Once you have chosen your sea creatures, chosen your recipes, decided what order to serve them in, and tried them a time or two, you are ready to start dialing in the details. You need to be sure where you can get your proteins on feast day. In many cases, we pre-order our seafood to remove any doubt or worry that our proteins might not be available on feast day. You need to make sure that you have purchased all of your other ingredients. Get a correct headcount or a contingency plan for unexpected extra mouths. You need to decide what you are going to do ahead of time. My wife and I take this a bit to the extreme. A few days before the feast we plan out a schedule that details down to the minute when to begin a course, fire the grill, preheat the oven etc. We also make a comprehensive list of all Mise en place (fancy French term for having all your ingredients measured, cut, peeled, sliced, grated, etc. before you start cooking) so we know exactly what needs to be prepared before our guests arrive. Your friends may be really impressed with how fast you can chop bell peppers, but they came to spend time with you, not to get a lesson in chopping. The more you can do ahead of time, the more you can relax and enjoy the event. This applies to any size dinner party. I’ll even go so far as to pre-mix the ingredients that go together, pre-measure them, and lay them out in order on my counter. This frees you up to socialize, and it keeps you out of the weeds. If you are doubling or tripling a recipe, doing the math on the fly, especially after a few glasses of wine, is dangerous.
Of all the things that makes a feast outstanding, the one that I think contributes the most is the one that I can’t share with you. It is the satisfaction of creating such a fun and special event with a great partner. Cooking with my wife is without question my greatest joy in life. We work together so well in cooking as in life, but at the feast it is on display for all of our best friends. Cooking the feast and preparing for the feast and testing dishes is a huge part of the identity of my little family unit. The kids are involved and we talk about it all year long. It shows our children that we are loving and connected and generous. We test dishes, we give critiques and make adjustments, and everyone’s input is valued. We decide who is the better person to perform each task. I’m the better butcher. She is the better saucier. I couldn’t do this huge event without her and I wouldn’t want to. The relationship improves the event and the event improves the relationship. I cannot tell you how to accomplish that in your own home, however, it can be anything that you tackle as a team that you both enjoy. One way that you can maximize this at a feast meal is to plan ahead and talk it out before you start cooking. Knowing who is responsible for each part of the meal will help promote harmony throughout the event and will make it more likely to be pleasant and successful.

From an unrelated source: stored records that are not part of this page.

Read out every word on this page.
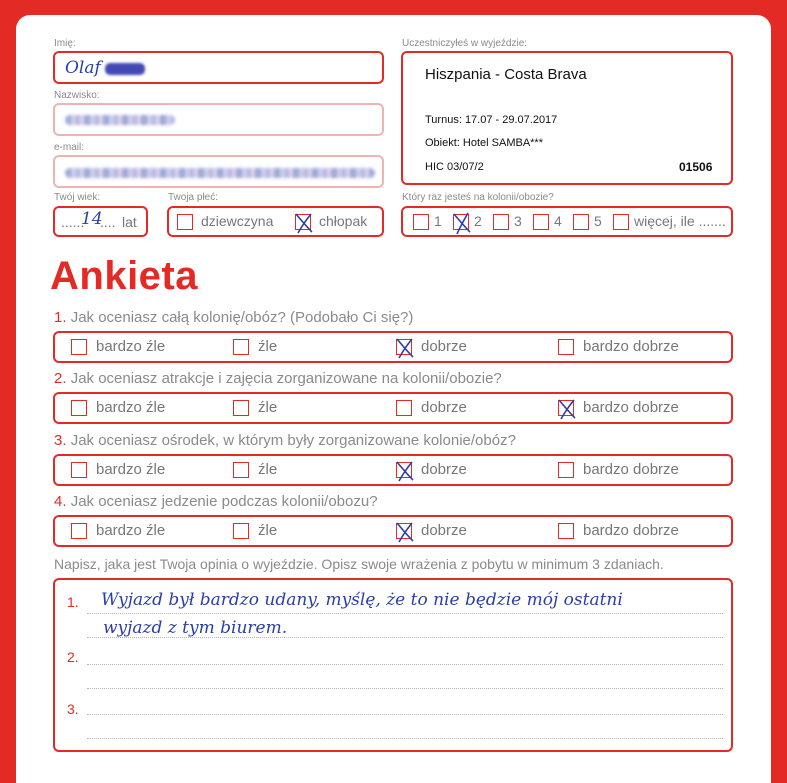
Imię:
Olaf
Nazwisko:
e-mail:
Twój wiek:
......
14
.... lat
Twoja płeć:
dziewczyna	chłopak
Uczestniczyłeś w wyjeździe:
Hiszpania - Costa Brava
Turnus: 17.07 - 29.07.2017
Obiekt: Hotel SAMBA***
HIC 03/07/2	01506
Który raz jesteś na kolonii/obozie?
1 2 3 4 5 więcej, ile .......
Ankieta
1. Jak oceniasz całą kolonię/obóz? (Podobało Ci się?)
bardzo źle	źle	dobrze	bardzo dobrze
2. Jak oceniasz atrakcje i zajęcia zorganizowane na kolonii/obozie?
bardzo źle	źle	dobrze	bardzo dobrze
3. Jak oceniasz ośrodek, w którym były zorganizowane kolonie/obóz?
bardzo źle	źle	dobrze	bardzo dobrze
4. Jak oceniasz jedzenie podczas kolonii/obozu?
bardzo źle	źle	dobrze	bardzo dobrze
Napisz, jaka jest Twoja opinia o wyjeździe. Opisz swoje wrażenia z pobytu w minimum 3 zdaniach.
1.
2.
3.
Wyjazd był bardzo udany, myślę, że to nie będzie mój ostatni
wyjazd z tym biurem.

All in all, the biggest success you can have after a feast of your own is stepping back and looking into a room of your closest friends and family. Their laughter and enjoyment of an evening spent drinking wine and eating delicious food is what should make your heart smile. If you choose to do a feast, the preparation is extreme, but the payoff is as well. Make sure you take the time to enjoy a conversation and connection with your guests. Take some pictures, make some toasts, and don’t let the details bog down the overall happiness of an event like this.